Question to the Ministry of Housing, Communities and Local Government:
To ask the Secretary of State for Housing, Communities and Local Government, what assessment her Department has made of the potential impact of non-qualifying leaseholder status on the ability of impacted leaseholders to sell their properties in buildings that have undergone remediation under the Building Safety Act 2022.
If the non-qualifying lease status automatically disappeared at the point of sale, it would mean that the original holders of non-qualifying leases could effectively pass the additional costs of remediation onto freeholders, which would not align with the intentions of the legislation.

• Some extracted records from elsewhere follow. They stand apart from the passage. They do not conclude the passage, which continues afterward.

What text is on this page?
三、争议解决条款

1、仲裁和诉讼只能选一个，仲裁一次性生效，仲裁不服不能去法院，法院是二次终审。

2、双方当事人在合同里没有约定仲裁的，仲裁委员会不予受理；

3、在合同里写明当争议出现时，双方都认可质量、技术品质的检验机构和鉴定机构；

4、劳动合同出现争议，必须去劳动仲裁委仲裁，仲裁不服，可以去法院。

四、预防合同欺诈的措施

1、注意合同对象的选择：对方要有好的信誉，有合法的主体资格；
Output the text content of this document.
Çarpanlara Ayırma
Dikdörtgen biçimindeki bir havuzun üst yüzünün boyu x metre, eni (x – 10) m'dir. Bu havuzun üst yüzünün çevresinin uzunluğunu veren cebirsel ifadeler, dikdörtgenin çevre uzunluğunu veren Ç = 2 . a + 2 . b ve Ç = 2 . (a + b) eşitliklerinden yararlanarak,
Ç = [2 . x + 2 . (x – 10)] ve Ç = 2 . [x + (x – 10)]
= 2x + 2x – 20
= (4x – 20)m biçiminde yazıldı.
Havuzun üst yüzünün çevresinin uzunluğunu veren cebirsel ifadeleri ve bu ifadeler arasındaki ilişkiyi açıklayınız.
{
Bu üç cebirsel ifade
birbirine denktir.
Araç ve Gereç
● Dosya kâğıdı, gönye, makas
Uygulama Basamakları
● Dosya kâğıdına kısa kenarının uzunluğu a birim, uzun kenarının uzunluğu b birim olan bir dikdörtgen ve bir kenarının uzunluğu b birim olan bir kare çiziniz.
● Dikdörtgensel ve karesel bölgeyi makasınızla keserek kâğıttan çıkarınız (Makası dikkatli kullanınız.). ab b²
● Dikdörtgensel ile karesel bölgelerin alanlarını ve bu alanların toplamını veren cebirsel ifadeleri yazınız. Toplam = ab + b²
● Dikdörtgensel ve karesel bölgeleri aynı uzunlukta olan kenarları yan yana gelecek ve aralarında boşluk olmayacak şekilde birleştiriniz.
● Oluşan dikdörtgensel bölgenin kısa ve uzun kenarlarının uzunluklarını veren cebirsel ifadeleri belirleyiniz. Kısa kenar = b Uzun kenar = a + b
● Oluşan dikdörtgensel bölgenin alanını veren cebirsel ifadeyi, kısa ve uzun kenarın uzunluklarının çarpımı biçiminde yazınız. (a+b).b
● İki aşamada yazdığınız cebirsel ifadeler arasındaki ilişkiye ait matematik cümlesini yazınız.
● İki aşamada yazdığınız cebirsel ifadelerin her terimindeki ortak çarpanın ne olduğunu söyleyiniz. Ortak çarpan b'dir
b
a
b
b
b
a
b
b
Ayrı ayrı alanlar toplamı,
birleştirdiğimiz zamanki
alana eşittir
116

That is to ensure defective buildings are fixed and not left in a perpetually dangerous state by carefully balancing the rights of leaseholders with those of those freeholders not connected with the developer who were equally innocent in the creation of the emerging defects.
As I said in a recent Housing, Communities and Local Government Committee meeting on this topic, that we are looking very closely at what can be done to sunset the “in perpetuity” status of leases which do not qualify for the leaseholder protections.
Ten major banks and building societies (mortgage lenders) have signed a public statement on cladding confirming lenders will consider mortgage applications if the building has funding for remediation works from government or the developer, regardless of the qualifying status of the leaseholder. Buildings which have undergone remediation should be subject to standard lending criteria.